My code above should read the route.txt file and see that B>F is the first route, strip the '>' - convert the B & F to ASCII, so 66 & 70 respectively then minus 65 from both to give 1 & 5 (in this example) The 1 & 5 are corresponding indexes for another "array" (list of lists) to do computations and other things on Once the other code has completed it can then go to the next line in route.txt which could be A>D and perform the above again

Upvotes: 0

Views: 255

Answers (3)

hexparrot
hexparrot

Reputation: 3417

Perhaps this will work for you. I turned the fileread into a generator so you can do as you please with the parsed results in the for-i loop.

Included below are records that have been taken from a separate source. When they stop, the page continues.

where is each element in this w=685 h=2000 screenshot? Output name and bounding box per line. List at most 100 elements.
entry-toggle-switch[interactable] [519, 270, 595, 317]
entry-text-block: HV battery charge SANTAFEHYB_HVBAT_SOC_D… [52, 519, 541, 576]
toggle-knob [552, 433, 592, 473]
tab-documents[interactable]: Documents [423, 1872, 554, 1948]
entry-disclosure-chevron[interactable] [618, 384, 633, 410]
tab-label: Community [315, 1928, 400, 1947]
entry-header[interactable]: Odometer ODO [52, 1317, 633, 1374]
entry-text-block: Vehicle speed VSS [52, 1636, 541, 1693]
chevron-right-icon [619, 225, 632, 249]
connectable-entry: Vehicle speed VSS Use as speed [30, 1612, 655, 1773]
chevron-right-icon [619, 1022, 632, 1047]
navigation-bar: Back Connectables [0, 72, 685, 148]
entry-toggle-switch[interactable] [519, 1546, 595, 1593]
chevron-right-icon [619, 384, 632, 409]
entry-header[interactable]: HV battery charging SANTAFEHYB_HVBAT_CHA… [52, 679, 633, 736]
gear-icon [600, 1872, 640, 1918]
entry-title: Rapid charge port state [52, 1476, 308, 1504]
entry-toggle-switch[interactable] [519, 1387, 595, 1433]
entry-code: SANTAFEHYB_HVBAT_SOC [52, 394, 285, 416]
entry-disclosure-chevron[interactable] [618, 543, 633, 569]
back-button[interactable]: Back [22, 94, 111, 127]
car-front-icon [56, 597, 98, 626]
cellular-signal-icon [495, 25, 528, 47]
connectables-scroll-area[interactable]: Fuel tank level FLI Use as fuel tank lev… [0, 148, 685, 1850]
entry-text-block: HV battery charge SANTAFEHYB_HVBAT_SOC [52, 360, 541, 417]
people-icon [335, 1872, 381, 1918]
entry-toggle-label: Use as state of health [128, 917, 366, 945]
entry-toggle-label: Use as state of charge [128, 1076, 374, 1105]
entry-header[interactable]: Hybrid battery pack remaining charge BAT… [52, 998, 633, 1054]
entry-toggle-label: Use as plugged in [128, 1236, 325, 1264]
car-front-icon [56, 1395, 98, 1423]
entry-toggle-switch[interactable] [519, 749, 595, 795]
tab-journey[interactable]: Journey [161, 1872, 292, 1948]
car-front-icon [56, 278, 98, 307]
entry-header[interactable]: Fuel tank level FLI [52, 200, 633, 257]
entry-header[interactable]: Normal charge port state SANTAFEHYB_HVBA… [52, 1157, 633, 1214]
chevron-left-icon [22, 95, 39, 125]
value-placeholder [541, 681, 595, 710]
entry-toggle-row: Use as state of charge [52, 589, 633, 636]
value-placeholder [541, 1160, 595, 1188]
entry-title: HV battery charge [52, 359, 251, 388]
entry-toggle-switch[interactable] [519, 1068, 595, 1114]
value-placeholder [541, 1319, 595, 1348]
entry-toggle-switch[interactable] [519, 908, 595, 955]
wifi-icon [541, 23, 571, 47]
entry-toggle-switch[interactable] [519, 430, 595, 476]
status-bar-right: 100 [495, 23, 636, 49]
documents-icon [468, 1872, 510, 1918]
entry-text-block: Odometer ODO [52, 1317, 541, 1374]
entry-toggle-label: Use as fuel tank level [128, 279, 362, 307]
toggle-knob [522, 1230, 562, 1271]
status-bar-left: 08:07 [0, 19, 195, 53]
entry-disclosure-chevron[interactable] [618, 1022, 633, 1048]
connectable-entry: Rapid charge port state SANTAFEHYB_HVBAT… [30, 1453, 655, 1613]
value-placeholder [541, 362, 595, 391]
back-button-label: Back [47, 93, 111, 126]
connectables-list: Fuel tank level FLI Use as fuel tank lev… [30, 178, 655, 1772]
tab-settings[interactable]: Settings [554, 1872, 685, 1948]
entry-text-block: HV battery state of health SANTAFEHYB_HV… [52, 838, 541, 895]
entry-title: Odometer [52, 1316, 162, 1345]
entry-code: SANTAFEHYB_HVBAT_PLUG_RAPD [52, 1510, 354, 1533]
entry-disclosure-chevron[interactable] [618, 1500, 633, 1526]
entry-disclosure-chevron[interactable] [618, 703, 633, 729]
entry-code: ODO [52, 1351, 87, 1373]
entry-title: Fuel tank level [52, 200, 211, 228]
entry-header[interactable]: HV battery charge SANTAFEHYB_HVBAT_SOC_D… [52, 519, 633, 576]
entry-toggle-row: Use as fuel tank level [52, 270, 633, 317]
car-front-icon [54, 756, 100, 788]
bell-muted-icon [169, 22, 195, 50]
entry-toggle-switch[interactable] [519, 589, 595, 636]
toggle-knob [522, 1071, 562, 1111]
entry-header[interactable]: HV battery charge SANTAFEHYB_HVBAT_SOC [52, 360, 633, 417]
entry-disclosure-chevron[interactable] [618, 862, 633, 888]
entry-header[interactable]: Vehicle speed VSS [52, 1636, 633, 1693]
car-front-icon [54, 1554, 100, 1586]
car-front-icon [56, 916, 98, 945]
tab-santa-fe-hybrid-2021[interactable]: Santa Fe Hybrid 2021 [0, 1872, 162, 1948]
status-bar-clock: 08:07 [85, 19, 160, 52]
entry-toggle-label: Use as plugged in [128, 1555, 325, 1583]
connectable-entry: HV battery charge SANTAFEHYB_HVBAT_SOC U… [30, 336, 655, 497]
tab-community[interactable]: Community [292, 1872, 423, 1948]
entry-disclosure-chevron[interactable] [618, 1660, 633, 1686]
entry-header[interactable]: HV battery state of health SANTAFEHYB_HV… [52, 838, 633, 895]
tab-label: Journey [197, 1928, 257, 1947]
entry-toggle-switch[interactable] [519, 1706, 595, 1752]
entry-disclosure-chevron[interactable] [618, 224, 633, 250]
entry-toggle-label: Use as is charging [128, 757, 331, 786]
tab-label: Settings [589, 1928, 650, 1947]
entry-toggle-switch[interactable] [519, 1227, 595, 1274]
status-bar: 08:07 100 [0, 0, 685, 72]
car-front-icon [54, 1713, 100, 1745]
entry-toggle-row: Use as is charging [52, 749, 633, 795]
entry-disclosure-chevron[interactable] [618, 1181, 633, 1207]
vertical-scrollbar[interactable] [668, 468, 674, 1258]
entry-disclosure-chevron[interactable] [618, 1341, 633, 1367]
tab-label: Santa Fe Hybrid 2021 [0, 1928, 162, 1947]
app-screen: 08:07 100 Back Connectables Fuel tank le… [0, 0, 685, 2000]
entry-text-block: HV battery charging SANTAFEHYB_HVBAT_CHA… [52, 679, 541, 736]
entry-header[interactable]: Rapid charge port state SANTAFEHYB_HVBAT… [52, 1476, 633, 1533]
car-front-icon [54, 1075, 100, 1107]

def readRoute(file_name): 
    with open(file_name, 'r') as r:
        for line in r:
            yield (ord(line[0])-65, ord(line[2])-65)

filename = 'route.txt'

for startnode, endnode in readRoute(filename):
    print startnode, endnode

Upvotes: 1

user849425
user849425

Reputation:

What about something like this? It takes the routes defined in your file and turns them into path objects with start and end member variables. As an added bonus PathManager.readFile() allows you to load multiple route files without overwriting the existing paths.

import re

class Path:
  def __init__(self, start, end):
     self.start = ord(start) - 65  # Scale the values as desired
     self.end = ord(end) - 65  # Scale the values as desired

class PathManager:
  def __init__(self):
    self.expr = re.compile("^([A-Za-z])[>]([A-Za-z])$") # looks for string "C>C" 
                                                        # where C is a char
    self.paths = []

  def do_logic_routine(self, start, end):
    # Do custom logic here that will execute before the next line is read
    # Return True for 'continue reading' or False to stop parsing file
    return True

  def readFile(self, path):
    file = open(path,"r")
    for line in file:
      item = self.expr.match(line.strip()) # strip whitespaces before parsing
      if item:
        '''
        item.group(0) is *not* used here; it matches the whole expression
        item.group(1) matches the first parenthesis in the regular expression
        item.group(2) matches the second
        '''
        self.paths.append(Path(item.group(1), item.group(2)))
        if not do_logic_routine(self.paths[-1].start, self.paths[-1].end):
          break

# Running the example
MyManager = PathManager()
MyManager.readFile('route.txt')
for path in MyManager.paths:
  print "Start: %s End: %s" % (path.start, path.end)

Output is:

Start: 1 End: 5
Start: 0 End: 3
Start: 2 End: 5
Start: 4 End: 3

Upvotes: 0

Scott Hunter
Scott Hunter

Reputation: 49803

If you can't change readRoute, change the contents of the file before each call. Better yet, make readRoute take the filename as a parameter (default it to 'route.txt' to preserve the current behavior) so you can have it process other files.